Mr Awan was employed by American Airlines (‘AA’) in 1992. His contract contained contractual sick pay, long-term disability benefits, and the right for his employer to dismiss on notice. In 2012 he was signed off work, suffering from depression and a couple of months later his employment contract was transferred to ICTS UK Limited (‘ICTS’). Following the transfer, ICTS changed insurance provider, which resulted in cover being denied in respect of Mr Awan’s long-term disability payments. ICTS opted to pay this for a time, until in 2014 it terminated Mr Awan’s employment on grounds of capability.

Mr Awan brought his claim on grounds of unfair dismissal and unlawful discrimination. It was not disputed that he was disabled, nor that his dismissal arose as a result of that disability.

Decision and comment

The EAT reversed the decision of the tribunal, which had found that ICTS had acted reasonably, and that the dismissal was a proportionate means of achieving a legitimate aim.

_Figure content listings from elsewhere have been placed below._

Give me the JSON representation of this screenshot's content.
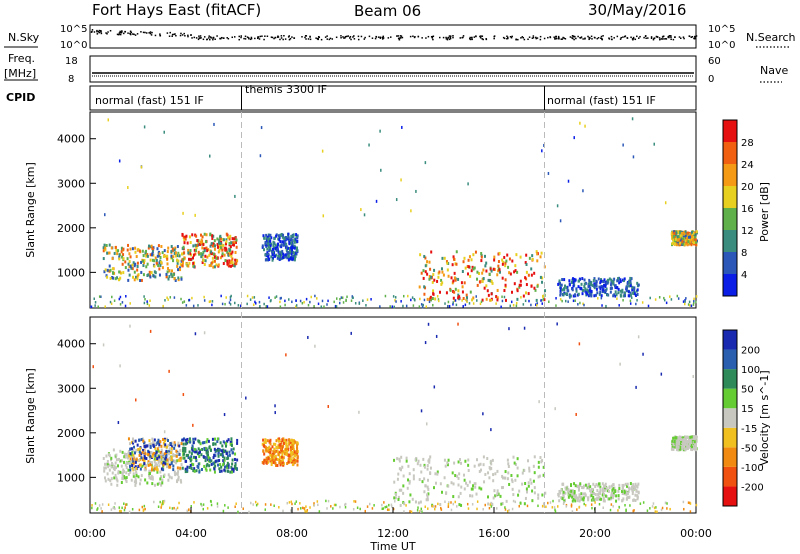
{
  "header": {
    "station": "Fort Hays East (fitACF)",
    "beam": "Beam 06",
    "date": "30/May/2016"
  },
  "strips": {
    "left_label_nsky": "N.Sky",
    "left_label_freq_1": "Freq.",
    "left_label_freq_2": "[MHz]",
    "left_label_cpid": "CPID",
    "right_label_nsearch": "N.Search",
    "right_label_nave": "Nave",
    "nsky_ticks": [
      "10^5",
      "10^0"
    ],
    "freq_ticks": [
      "18",
      "8"
    ],
    "nsearch_ticks": [
      "10^5",
      "10^0"
    ],
    "nave_ticks": [
      "60",
      "0"
    ]
  },
  "cpid_segments": [
    {
      "label": "normal (fast) 151 IF",
      "start_hour": 0,
      "end_hour": 6
    },
    {
      "label": "themis 3300 IF",
      "start_hour": 6,
      "end_hour": 18
    },
    {
      "label": "normal (fast) 151 IF",
      "start_hour": 18,
      "end_hour": 24
    }
  ],
  "chart_data": [
    {
      "type": "heatmap",
      "name": "Power",
      "ylabel": "Slant Range [km]",
      "ylim": [
        200,
        4600
      ],
      "yticks": [
        1000,
        2000,
        3000,
        4000
      ],
      "xlim": [
        0,
        24
      ],
      "colorbar": {
        "label": "Power [dB]",
        "ticks": [
          "4",
          "8",
          "12",
          "16",
          "20",
          "24",
          "28"
        ],
        "colors": [
          "#0a1ee6",
          "#2b58b8",
          "#3a8c7e",
          "#5fb04a",
          "#e8d020",
          "#f59a14",
          "#f06010",
          "#e61010"
        ]
      },
      "regions": [
        {
          "t0": 0.5,
          "t1": 3.6,
          "r0": 850,
          "r1": 1650,
          "level": "mid"
        },
        {
          "t0": 3.6,
          "t1": 5.8,
          "r0": 1150,
          "r1": 1900,
          "level": "high"
        },
        {
          "t0": 6.8,
          "t1": 8.2,
          "r0": 1300,
          "r1": 1900,
          "level": "low"
        },
        {
          "t0": 13.0,
          "t1": 18.0,
          "r0": 400,
          "r1": 1500,
          "level": "high"
        },
        {
          "t0": 18.5,
          "t1": 21.7,
          "r0": 500,
          "r1": 900,
          "level": "low"
        },
        {
          "t0": 23.0,
          "t1": 24.0,
          "r0": 1650,
          "r1": 1950,
          "level": "mid"
        }
      ]
    },
    {
      "type": "heatmap",
      "name": "Velocity",
      "ylabel": "Slant Range [km]",
      "ylim": [
        200,
        4600
      ],
      "yticks": [
        1000,
        2000,
        3000,
        4000
      ],
      "xlim": [
        0,
        24
      ],
      "xlabel": "Time UT",
      "xticks": [
        "00:00",
        "04:00",
        "08:00",
        "12:00",
        "16:00",
        "20:00",
        "00:00"
      ],
      "colorbar": {
        "label": "Velocity [m s^-1]",
        "ticks": [
          "200",
          "100",
          "50",
          "15",
          "-15",
          "-50",
          "-100",
          "-200"
        ],
        "colors": [
          "#1a2ab0",
          "#2a5fb0",
          "#2e8a58",
          "#66cc33",
          "#c8c8c0",
          "#f0c020",
          "#f08a10",
          "#f05010",
          "#e61010"
        ]
      },
      "regions": [
        {
          "t0": 0.5,
          "t1": 3.6,
          "r0": 850,
          "r1": 1650,
          "level": "ground"
        },
        {
          "t0": 1.5,
          "t1": 3.6,
          "r0": 1200,
          "r1": 1900,
          "level": "toward"
        },
        {
          "t0": 3.6,
          "t1": 5.8,
          "r0": 1150,
          "r1": 1900,
          "level": "away"
        },
        {
          "t0": 6.8,
          "t1": 8.2,
          "r0": 1300,
          "r1": 1900,
          "level": "neg"
        },
        {
          "t0": 12.0,
          "t1": 18.0,
          "r0": 400,
          "r1": 1500,
          "level": "ground"
        },
        {
          "t0": 18.5,
          "t1": 21.7,
          "r0": 500,
          "r1": 900,
          "level": "ground"
        },
        {
          "t0": 23.0,
          "t1": 24.0,
          "r0": 1650,
          "r1": 1950,
          "level": "ground"
        }
      ]
    }
  ]
}
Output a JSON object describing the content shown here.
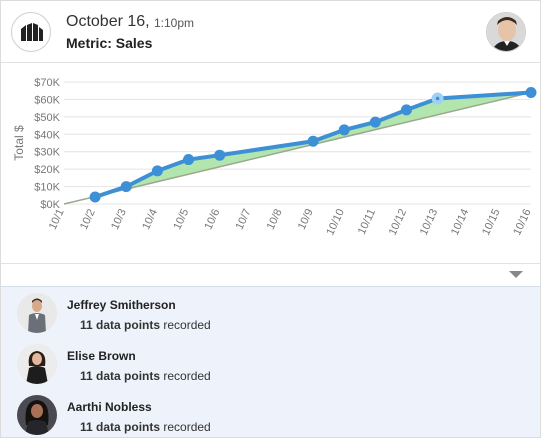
{
  "header": {
    "date": "October 16,",
    "time": "1:10pm",
    "metric_label": "Metric: Sales",
    "logo_icon": "building-logo-icon",
    "avatar_icon": "user-avatar-icon"
  },
  "chart_data": {
    "type": "line",
    "ylabel": "Total $",
    "xlabel": "",
    "categories": [
      "10/1",
      "10/2",
      "10/3",
      "10/4",
      "10/5",
      "10/6",
      "10/7",
      "10/8",
      "10/9",
      "10/10",
      "10/11",
      "10/12",
      "10/13",
      "10/14",
      "10/15",
      "10/16"
    ],
    "y_ticks": [
      "$0K",
      "$10K",
      "$20K",
      "$30K",
      "$40K",
      "$50K",
      "$60K",
      "$70K"
    ],
    "ylim": [
      0,
      70000
    ],
    "grid": true,
    "series": [
      {
        "values": [
          null,
          4000,
          10000,
          19000,
          25500,
          28000,
          null,
          null,
          36000,
          42500,
          47000,
          54000,
          60500,
          null,
          null,
          64000
        ],
        "color": "#3d8fd6",
        "highlight_index": 12
      },
      {
        "values": [
          0,
          null,
          null,
          null,
          null,
          null,
          null,
          null,
          null,
          null,
          null,
          null,
          null,
          null,
          null,
          64000
        ],
        "color": "#9aa98e"
      }
    ],
    "fill_color": "#a6e0a0"
  },
  "users": [
    {
      "name": "Jeffrey Smitherson",
      "count": "11 data points",
      "suffix": " recorded"
    },
    {
      "name": "Elise Brown",
      "count": "11 data points",
      "suffix": " recorded"
    },
    {
      "name": "Aarthi Nobless",
      "count": "11 data points",
      "suffix": " recorded"
    }
  ],
  "expand_icon": "chevron-down-icon"
}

The EAT found that there was an implied term which operated to limit the express contractual right to terminate on notice, where doing so would frustrate the contractual entitlement to long-term disability benefits. ICTS had dismissed Mr Awan because he was on long term sickness absence, and in so doing had denied Mr Awan the precise benefits that the contract had intended to provide.

The case highlights that employers ought to be wary of dismissing employees who are claiming contractual long term disability benefits. While encountered less frequently in practice, where an employer intends to grant such benefits consider the following:

  • Incorporate the relevant insurance policy into the employment contract to limit the employer’s obligation to continue payments in the event that the policy stops, or reduces, pay outs.
  • If there are limitations in the policy these should be brought to the employee’s attention and also incorporated.
  • Finally, consider including a right to terminate on grounds of incapacity. Of course, it remains to be seen whether such a clause would be enforceable in light of Awan.